For the definitive micronucleus assay, male CD-1 (ICR) BR mice weighing 31-35.8 g from Charles River Laboratories were used in the study. Animals were acclimated for at least 5 d prior to treatment. The animals were housed, up to 5 animals/sex/cage during acclimation. The mice were separated by dose group/harvest time after randomization and maintained under standard laboratory conditions (temperature: 17 - 27°C, humidity: 30-70%; artificial light: 12 h cycle). The test formulations were prepared in water (reverse osmosis). Reverse osmosis water was served as vehicle control and cyclophosphamide was used as positive control.

The treatment schedule was as follows:

Vehicle Control (10 animals): Reverse osmosis water 

Low dose Group (5 animals): 15.625 mg/kg bw (10 mL/kg bw)

Mid dose Group (5 animals): 31.25 mg/kg bw (10 mL/kg bw)

High dose Group (10 animals): 62.5 mg/kg bw (10 mL/kg bw)

Positive control (5 animals): 80 mg/kg bw (10 mL/kg bw)

5 animals from vehicle control and high dose group were sacrificed at 24 h and 48 h after initiation of treatment to collect bone marrow samples. In other treatment groups, all animals were sacrificed 24 h after initiation of treatment to collect bone marrow samples. Animals were euthanized by CO2 inhalation. The bone marrow was collected from femurs and was processed. Slides were prepared and analyzed for micronuclei and the % PCEs.

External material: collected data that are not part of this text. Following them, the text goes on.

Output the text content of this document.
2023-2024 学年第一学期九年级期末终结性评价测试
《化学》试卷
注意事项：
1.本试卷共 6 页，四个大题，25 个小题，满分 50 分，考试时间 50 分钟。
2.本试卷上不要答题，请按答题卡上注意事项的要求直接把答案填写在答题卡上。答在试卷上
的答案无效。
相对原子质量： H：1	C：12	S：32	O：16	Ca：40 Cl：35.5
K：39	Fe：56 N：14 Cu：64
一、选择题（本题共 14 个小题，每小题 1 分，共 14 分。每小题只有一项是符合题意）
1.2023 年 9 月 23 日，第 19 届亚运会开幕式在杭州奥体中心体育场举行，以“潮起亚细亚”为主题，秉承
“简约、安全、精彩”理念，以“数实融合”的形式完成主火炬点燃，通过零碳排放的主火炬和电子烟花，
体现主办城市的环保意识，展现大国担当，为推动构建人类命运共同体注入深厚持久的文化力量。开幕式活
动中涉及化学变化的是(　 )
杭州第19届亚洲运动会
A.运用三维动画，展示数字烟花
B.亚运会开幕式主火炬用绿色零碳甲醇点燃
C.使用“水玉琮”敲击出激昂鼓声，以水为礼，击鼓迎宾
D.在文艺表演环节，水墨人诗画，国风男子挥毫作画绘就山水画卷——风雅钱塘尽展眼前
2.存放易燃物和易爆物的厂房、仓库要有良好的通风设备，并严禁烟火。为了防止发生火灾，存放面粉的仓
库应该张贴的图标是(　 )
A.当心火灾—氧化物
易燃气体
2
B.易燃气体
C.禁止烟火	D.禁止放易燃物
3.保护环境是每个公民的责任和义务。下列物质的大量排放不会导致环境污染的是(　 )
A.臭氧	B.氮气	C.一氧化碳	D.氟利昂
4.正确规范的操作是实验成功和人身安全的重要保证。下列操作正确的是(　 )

None of the test dose groups had a mean body weight less than 80% of the corresponding vehicle control group.

The test substance did not induce statistically significant increases in micronucleated PCEs at any dose examined (15.625, 31.25, and 62.5 mg/kg bw). No cytotoxicity to the bone marrow (i.e., no statistically significant decreases in the % PCEs) was observed at any dose of the test substance.

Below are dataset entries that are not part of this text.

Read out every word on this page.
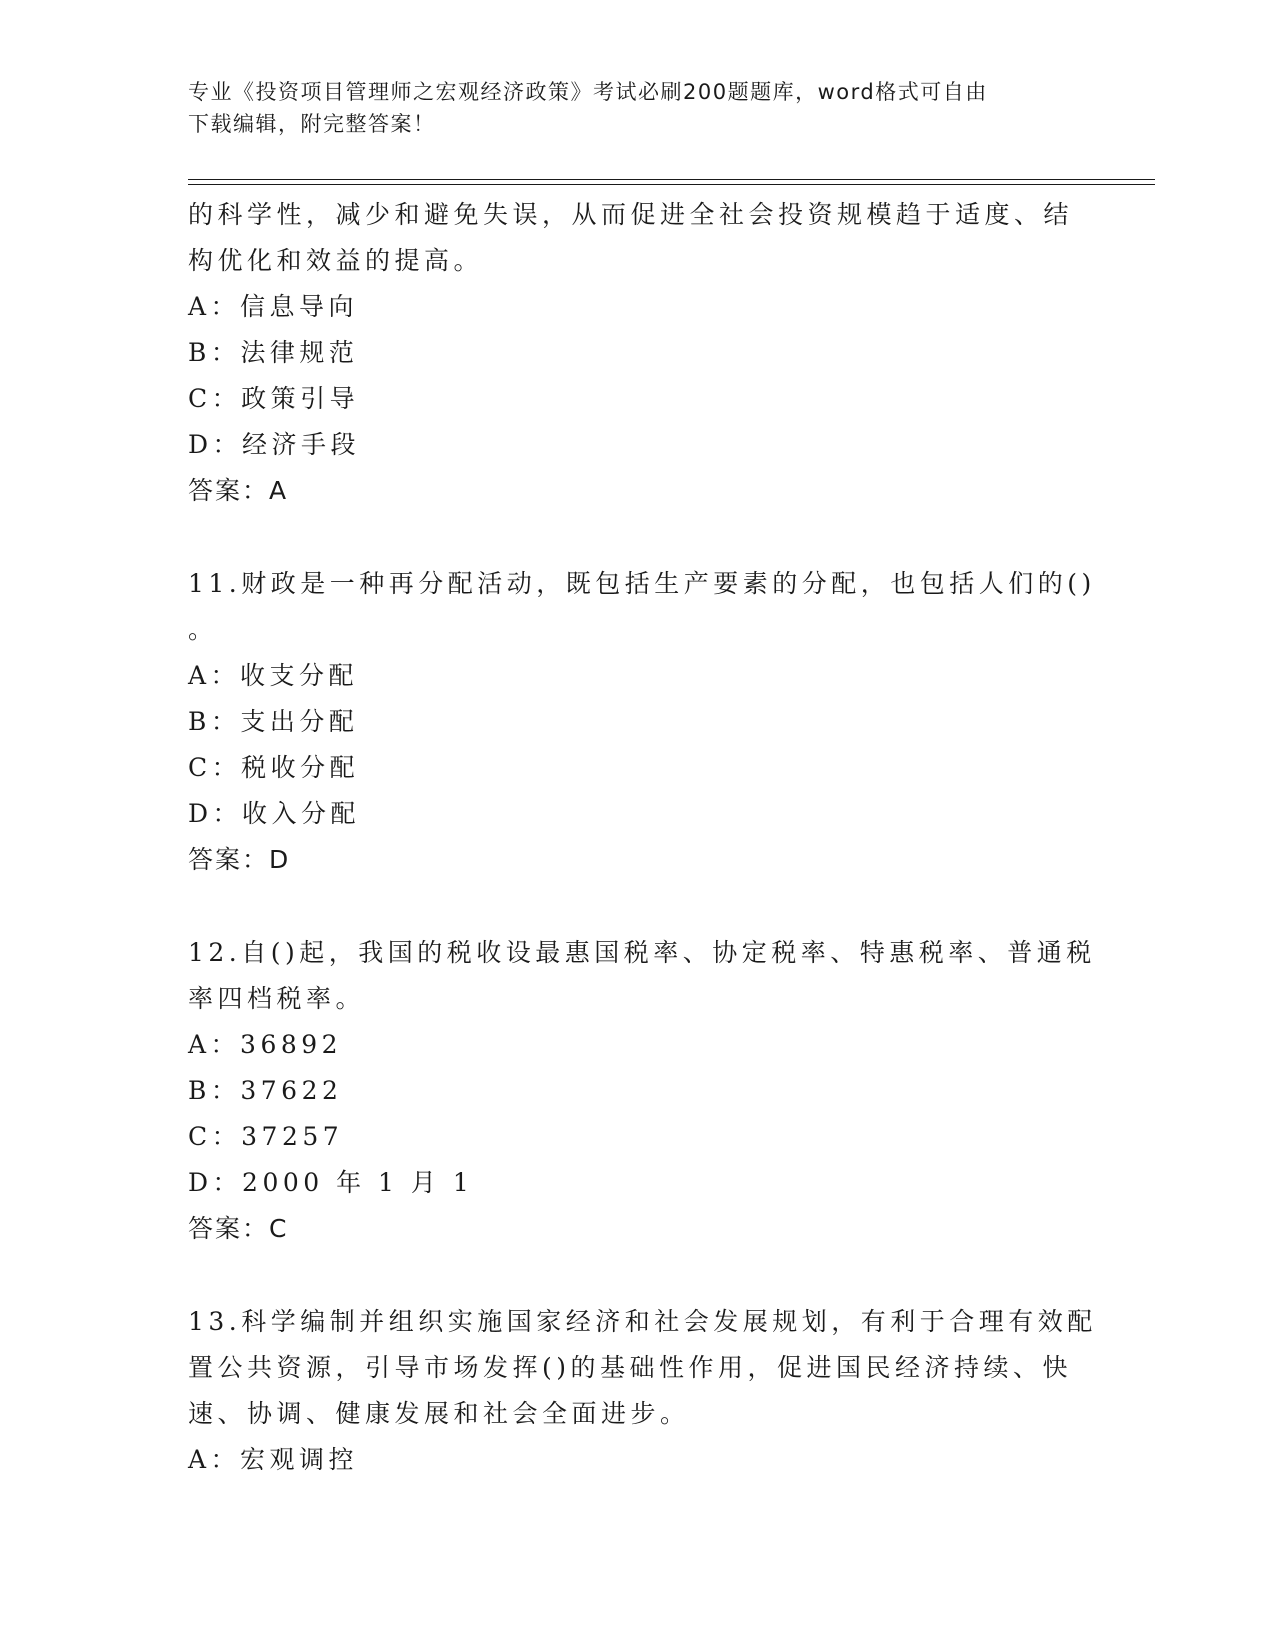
专业《投资项目管理师之宏观经济政策》考试必刷200题题库，word格式可自由
下载编辑，附完整答案！
的科学性，减少和避免失误，从而促进全社会投资规模趋于适度、结
构优化和效益的提高。
A：信息导向
B：法律规范
C：政策引导
D：经济手段
答案：A
11.财政是一种再分配活动，既包括生产要素的分配，也包括人们的()
。
A：收支分配
B：支出分配
C：税收分配
D：收入分配
答案：D
12.自()起，我国的税收设最惠国税率、协定税率、特惠税率、普通税
率四档税率。
A：36892
B：37622
C：37257
D：2000 年 1 月 1
答案：C
13.科学编制并组织实施国家经济和社会发展规划，有利于合理有效配
置公共资源，引导市场发挥()的基础性作用，促进国民经济持续、快
速、协调、健康发展和社会全面进步。
A：宏观调控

The vehicle control group had less than 05% micronucleated PCEs (0.10 and 0.05% micronucleated PCEs at 24 and 48 h respectively) and the group mean was within the historical control range. The positive control, cyclophosphamide, induced a statistically significant increase in micronucleated PCEs as compared to that of the vehicle control, with a mean and standard error of 4 ± 0.18%.

Based on above, N,N-Bis (2-Hydoxyethyl)-PPD SULF was not genotoxic in the in vivo micronucleus assay to mice after a single oral gavage treatment, conducted up to a maximum tolerated dose (62.5 mg/kg bw).

This Mammalian Erythrocyte Micronucleus Test is classified as acceptable, and satisfies the guideline requirements of the OECD 474 method.